In turn, one way to see why these must be the eigenvalues is to consider the characteristic polynomial of $M(z)$. This has to be a real quadratic polynomial satisfied by $M(z)$, and hence satisfied by $z$. But clearly if $z$ is not real then its minimal polynomial over $\mathbb{R}$ is
$$(t - a)^2 + b^2 = (t - z)(t - \bar{z}) = 0$$
which is exactly the real polynomial with roots $z, \bar{z}$ and so, by comparing degrees, must be the characteristic polynomial. Since the non-real $z$ are Zariski dense this must be the characteristic polynomial for all $z$. So the determinant is the squared norm $\det M(z) = z \bar{z}$ as desired.
The quaternionic case is similar. We associate to a quaternion $q = a + bi + cj + zk$ a $2 \times 2$ complex matrix $M(q)$ which I don't want to write out explicitly but which abstractly comes from considering the action of $\mathbb{H}$ on itself by left multiplication, together with the complex structure given by right multiplication by any copy of $\mathbb{C}$ inside $\mathbb{H}$, say the copy $\{ a + bi \}$ for concreteness. Again the determinant $\det M(q)$ must be the product of the eigenvalues of $M(q)$. So, what are these eigenvalues?
Again let's consider the characteristic polynomial of $M(q)$. This has to be a complex quadratic polynomial satisfied by $M(q)$, and hence satisfied by $q$ (again, we need to fix a copy of $\mathbb{C}$ inside $\mathbb{H}$, and we are taking $\{ a + bi \}$). But again if $q$ is not real then its minimal polynomial over $\mathbb{R}$ is
$$(t - a)^2 + b^2 + c^2 + d^2 = (t - q)(t - \bar{q}) = 0$$
and if $q$ is neither real nor complex then this must also be its minimal polynomial over $\mathbb{C}$, so must be the characteristic polynomial of $M(q)$. And again since the non-complex $q$ are Zariski dense this must be the characteristic polynomial for all $q$. So the determinant is the squared norm $\det M(q) = q \bar{q}$ again as desired.

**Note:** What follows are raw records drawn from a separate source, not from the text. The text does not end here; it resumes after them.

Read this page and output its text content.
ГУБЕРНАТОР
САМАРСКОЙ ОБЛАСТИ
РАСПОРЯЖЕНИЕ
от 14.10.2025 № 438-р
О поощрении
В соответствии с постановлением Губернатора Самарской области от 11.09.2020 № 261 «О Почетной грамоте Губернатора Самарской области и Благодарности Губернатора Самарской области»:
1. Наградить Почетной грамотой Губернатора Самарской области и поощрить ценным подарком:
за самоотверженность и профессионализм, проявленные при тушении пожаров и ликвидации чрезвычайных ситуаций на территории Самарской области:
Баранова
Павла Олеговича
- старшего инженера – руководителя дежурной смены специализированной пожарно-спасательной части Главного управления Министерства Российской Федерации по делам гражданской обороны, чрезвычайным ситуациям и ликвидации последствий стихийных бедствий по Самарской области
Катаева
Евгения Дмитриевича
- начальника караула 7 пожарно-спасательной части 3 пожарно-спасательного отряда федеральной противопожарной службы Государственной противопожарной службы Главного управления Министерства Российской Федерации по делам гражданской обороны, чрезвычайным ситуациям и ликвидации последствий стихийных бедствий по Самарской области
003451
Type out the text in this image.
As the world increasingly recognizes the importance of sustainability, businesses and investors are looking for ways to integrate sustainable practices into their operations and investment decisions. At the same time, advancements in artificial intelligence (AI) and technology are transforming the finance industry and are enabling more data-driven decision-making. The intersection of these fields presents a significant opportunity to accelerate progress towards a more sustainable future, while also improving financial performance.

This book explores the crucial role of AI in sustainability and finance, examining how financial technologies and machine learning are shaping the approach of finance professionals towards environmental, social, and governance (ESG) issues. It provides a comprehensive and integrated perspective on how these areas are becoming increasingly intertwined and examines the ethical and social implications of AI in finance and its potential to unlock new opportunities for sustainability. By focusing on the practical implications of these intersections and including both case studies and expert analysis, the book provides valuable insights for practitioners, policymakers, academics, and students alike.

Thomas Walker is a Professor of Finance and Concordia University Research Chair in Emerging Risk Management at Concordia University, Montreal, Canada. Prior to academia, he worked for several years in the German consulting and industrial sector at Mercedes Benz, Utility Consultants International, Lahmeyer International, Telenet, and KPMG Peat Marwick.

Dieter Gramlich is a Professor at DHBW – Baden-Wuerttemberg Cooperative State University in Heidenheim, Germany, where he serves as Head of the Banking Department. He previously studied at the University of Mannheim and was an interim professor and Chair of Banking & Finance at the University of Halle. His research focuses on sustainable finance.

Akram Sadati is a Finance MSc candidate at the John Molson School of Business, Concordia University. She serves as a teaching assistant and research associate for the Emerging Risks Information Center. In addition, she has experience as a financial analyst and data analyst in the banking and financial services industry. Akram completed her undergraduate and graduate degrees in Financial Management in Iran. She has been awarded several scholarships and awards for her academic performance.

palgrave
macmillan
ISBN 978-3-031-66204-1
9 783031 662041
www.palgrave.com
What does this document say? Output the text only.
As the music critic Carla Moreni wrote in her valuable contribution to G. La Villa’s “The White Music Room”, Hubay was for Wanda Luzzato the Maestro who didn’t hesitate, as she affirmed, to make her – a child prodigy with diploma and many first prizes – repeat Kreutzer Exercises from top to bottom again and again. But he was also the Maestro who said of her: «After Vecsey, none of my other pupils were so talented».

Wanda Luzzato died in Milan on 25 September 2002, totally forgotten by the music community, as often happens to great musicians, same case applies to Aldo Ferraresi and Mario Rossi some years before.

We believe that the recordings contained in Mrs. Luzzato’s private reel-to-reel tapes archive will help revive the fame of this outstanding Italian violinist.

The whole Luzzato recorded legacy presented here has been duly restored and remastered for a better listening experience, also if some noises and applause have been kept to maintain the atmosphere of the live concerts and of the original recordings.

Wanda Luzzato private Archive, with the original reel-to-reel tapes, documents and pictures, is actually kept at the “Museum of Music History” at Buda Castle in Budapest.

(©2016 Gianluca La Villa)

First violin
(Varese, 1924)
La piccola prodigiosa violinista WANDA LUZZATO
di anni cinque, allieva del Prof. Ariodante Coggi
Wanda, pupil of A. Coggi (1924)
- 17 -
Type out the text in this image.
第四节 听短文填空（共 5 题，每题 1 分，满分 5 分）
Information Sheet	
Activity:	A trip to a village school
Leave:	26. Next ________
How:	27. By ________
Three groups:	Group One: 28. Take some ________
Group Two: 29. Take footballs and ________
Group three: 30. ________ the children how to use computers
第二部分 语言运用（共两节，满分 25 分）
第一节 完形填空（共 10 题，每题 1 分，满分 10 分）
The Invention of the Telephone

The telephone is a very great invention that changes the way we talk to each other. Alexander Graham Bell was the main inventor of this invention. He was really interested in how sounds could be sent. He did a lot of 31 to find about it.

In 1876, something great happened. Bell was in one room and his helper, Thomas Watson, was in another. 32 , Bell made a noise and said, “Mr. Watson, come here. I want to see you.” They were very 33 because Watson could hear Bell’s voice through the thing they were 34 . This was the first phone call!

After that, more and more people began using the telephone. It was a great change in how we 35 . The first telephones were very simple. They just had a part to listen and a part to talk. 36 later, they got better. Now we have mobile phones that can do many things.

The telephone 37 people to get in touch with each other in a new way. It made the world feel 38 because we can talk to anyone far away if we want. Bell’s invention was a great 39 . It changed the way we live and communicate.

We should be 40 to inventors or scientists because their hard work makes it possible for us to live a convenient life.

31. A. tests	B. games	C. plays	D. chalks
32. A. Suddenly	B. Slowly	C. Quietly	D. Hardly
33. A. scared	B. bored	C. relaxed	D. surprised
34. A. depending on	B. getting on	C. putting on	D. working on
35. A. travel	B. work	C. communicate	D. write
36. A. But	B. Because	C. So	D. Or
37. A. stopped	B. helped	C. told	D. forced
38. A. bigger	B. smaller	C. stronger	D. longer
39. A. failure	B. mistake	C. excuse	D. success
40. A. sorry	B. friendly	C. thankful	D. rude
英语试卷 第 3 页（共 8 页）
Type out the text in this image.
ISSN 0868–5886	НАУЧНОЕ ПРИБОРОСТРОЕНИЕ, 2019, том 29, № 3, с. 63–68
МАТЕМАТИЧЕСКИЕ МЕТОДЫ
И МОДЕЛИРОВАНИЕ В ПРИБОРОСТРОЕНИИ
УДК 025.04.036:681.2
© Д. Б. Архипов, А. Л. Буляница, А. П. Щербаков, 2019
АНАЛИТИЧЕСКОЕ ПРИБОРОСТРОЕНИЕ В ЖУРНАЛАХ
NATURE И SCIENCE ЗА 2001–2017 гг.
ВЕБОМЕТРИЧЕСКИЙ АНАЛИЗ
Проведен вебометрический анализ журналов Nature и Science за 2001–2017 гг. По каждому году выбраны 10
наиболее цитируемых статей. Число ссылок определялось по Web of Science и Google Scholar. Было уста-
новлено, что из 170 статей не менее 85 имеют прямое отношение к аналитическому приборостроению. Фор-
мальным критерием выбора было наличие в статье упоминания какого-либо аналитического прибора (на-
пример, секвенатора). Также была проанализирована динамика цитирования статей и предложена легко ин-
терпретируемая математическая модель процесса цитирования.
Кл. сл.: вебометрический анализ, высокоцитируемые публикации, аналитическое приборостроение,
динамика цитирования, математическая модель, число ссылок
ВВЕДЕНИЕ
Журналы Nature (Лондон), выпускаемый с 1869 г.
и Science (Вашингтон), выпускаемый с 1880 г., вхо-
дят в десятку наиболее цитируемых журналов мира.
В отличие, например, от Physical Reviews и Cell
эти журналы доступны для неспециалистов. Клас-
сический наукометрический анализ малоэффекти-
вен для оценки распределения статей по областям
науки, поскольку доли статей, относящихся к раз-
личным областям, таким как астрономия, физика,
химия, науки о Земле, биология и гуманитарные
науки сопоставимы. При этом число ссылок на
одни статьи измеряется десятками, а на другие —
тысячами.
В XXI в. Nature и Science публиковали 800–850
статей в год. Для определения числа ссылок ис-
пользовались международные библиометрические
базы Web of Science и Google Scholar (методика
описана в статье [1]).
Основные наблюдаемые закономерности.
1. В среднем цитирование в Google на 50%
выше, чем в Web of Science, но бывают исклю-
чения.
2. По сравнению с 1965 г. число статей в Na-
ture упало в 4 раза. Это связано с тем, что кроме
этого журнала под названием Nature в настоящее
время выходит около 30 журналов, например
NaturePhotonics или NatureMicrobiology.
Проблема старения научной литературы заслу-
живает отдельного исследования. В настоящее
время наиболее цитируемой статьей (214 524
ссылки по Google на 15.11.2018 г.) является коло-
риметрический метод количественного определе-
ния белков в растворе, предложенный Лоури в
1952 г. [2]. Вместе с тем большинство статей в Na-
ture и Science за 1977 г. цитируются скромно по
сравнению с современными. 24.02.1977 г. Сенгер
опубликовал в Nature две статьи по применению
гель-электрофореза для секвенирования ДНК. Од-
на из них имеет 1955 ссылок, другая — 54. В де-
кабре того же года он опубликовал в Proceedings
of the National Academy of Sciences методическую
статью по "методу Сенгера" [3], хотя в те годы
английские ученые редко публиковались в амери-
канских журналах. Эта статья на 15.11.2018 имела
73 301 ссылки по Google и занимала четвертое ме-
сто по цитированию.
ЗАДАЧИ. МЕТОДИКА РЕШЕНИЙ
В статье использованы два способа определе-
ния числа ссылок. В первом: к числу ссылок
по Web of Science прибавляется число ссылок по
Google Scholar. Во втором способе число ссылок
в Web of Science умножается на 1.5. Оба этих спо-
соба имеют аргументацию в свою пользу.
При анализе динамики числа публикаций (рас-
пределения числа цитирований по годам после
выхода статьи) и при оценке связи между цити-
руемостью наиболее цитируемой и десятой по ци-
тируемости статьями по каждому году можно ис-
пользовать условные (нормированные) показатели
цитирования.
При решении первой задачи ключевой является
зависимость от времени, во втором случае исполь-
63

Note that ultimately in the quaternionic argument we work with the minimal polynomial over $\mathbb{R}$ and end up not having to talk about $\mathbb{C}$ after all, and in both arguments we ultimately end up not really having to discuss the matrix representations at all. This whole situation is clarified enormously by knowing that there is an abstract definition of the characteristic polynomial of an element of a finite-dimensional algebra (it is "the generic minimal polynomial" in a sense which can be made precise), which generalizes the familiar case of matrix algebras and which does not depend on a choice of embedding of the algebra into a matrix algebra, and which reproduces the characteristic polynomials above. The only exposition I know of it anywhere is in Skip Garibaldi's The characteristic polynomial and determinant are not ad hoc constructions, which is well worth a read.